Solved: Re: OAuth and Licensing [Looker Original]

lcatbt · 11-15-2024 12:42 AM

Hey everyone!

I have some OAuth questions which I could not find an answer for.

Setup: We use Looker Standard Platform (Original not Cloud Core).

I am asked to enable OAuth. Before that I need to verify:

1. When I provide the IAM role Looker Instance User (roles/looker.instanceUser) for a group/principal and I give the default role for new users in Looker zero permissions. Do I still need a viewer license for everyone who logs into Looker or only when I assign them viewer permissions or IAM Looker Viewer (roles/looker.viewer)?
2. Can I exclude usergroups via IAM to login to Looker via OAuth?

I would really appreciate an answer or a link. I have studied the documentation but couldn't find the answers.

All the best and thank you!

GavinW

1. Users without a role or permissions would not count as viewers for licensing purposes.

2. You should be able to create groups on the OAuth side that have differing permissions relating to accessing a specific tool like Looker. So you when a new user needs access, you would move/add them to the group with Looker access.

View solution in original post

GavinW

1. Users without a role or permissions would not count as viewers for licensing purposes.

2. You should be able to create groups on the OAuth side that have differing permissions relating to accessing a specific tool like Looker. So you when a new user needs access, you would move/add them to the group with Looker access.

lcatbt

Thank you, Gavin!

lcatbt

@GavinW Do you know, by chance, if the enablement of OAuth somehow influences the database connection? We currently run the connection over a service account. Is this somehow affected? And would it make sense to also set the database connection to OAuth? Thank you!

GavinW

If you connect via Oauth to GCP's Bigquery, then users will basically run Looker queries using their own personal credentials, rather than the current situation where everyone's queries are channelled through the service account.

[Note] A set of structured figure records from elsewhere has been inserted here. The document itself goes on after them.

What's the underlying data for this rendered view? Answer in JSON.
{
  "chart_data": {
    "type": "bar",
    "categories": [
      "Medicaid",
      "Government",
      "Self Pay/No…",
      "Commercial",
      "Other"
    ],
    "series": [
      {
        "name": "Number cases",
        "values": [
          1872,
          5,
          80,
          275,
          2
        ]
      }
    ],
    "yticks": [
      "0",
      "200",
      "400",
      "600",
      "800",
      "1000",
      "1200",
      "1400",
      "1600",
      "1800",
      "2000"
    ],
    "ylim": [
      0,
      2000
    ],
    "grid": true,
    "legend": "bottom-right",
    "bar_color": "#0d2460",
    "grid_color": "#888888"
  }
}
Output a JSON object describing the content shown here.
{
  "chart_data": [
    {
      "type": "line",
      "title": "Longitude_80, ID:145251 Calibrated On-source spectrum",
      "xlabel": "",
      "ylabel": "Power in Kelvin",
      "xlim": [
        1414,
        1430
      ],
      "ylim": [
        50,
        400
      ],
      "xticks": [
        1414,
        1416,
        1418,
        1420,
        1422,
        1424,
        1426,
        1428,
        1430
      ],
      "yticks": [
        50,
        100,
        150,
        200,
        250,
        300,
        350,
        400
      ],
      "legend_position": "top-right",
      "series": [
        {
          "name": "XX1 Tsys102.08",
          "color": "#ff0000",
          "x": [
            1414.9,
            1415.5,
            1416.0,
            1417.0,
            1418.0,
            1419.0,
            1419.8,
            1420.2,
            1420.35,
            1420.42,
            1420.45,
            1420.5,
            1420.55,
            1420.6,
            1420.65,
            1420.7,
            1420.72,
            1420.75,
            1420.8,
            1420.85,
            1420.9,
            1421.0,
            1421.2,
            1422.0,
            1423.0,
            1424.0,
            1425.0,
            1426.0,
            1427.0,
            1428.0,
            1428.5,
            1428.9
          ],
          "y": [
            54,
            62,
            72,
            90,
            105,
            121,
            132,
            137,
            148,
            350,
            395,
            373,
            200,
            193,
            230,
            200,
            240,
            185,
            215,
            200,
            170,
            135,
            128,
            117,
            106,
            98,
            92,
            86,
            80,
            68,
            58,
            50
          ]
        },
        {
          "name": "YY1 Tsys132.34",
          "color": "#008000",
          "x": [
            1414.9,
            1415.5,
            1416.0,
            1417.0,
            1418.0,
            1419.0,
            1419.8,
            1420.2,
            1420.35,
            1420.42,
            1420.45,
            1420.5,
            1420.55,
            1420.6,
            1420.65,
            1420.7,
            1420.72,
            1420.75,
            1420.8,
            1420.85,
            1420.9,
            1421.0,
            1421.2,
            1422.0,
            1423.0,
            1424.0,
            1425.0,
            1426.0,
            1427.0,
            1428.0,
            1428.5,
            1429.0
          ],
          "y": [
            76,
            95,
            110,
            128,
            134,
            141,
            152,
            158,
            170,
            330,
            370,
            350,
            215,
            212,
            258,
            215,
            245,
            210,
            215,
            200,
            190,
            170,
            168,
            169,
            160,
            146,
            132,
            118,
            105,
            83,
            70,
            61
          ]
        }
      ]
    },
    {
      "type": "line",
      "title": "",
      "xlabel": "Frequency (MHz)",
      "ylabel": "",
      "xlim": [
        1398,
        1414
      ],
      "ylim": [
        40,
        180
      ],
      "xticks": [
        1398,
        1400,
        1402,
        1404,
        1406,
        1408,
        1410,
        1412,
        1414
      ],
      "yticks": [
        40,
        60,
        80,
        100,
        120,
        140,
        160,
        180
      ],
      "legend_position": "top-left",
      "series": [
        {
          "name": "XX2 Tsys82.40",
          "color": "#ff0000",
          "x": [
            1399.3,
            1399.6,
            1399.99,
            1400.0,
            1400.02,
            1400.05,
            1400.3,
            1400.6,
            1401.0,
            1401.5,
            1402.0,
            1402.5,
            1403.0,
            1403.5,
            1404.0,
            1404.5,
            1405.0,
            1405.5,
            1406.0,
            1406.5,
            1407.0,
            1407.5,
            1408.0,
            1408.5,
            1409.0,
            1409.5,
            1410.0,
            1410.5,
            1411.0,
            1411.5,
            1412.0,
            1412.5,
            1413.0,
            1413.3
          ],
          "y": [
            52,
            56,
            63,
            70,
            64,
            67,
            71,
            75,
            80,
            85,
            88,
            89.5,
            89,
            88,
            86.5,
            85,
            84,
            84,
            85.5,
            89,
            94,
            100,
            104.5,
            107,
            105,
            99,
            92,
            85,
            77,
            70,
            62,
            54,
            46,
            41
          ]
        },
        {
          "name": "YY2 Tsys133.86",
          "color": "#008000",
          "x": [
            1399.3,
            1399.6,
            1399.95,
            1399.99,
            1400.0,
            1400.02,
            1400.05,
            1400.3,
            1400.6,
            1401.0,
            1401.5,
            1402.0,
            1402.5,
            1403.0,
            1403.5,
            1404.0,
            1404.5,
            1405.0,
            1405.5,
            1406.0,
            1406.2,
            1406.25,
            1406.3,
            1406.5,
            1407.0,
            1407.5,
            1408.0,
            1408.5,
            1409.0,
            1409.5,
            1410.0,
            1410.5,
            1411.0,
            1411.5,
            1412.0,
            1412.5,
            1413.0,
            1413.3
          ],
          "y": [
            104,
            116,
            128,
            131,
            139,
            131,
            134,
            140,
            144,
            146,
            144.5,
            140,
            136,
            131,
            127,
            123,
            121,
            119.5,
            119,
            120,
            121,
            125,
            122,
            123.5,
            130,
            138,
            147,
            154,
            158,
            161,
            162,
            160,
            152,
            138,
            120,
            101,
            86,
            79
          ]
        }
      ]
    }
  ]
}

Because each individual is running their own queries, there are implications for things like caching. You will also need another service account for PDTs to enable them to work. You can read details in the docs here.

lcatbt

Thanks a lot, @GavinW 🙏

lcatbt

Hey @GavinW , I'm sorry but I could not find the answer.
Enabling OAuth does not impact my embedded user, correct? Thank you!

GavinW

I think it might mean that your embed users that log in via a signed URL cannot access dashboards that rely on BigQuery connections set to use Oauth. However, I have found that there is a way to engineer around this, as shown in this demo code. I guess you could test switching to an Oauth connection and confirm that it does impact your embed users, and then build something like the linked code to get around it if there is an impact.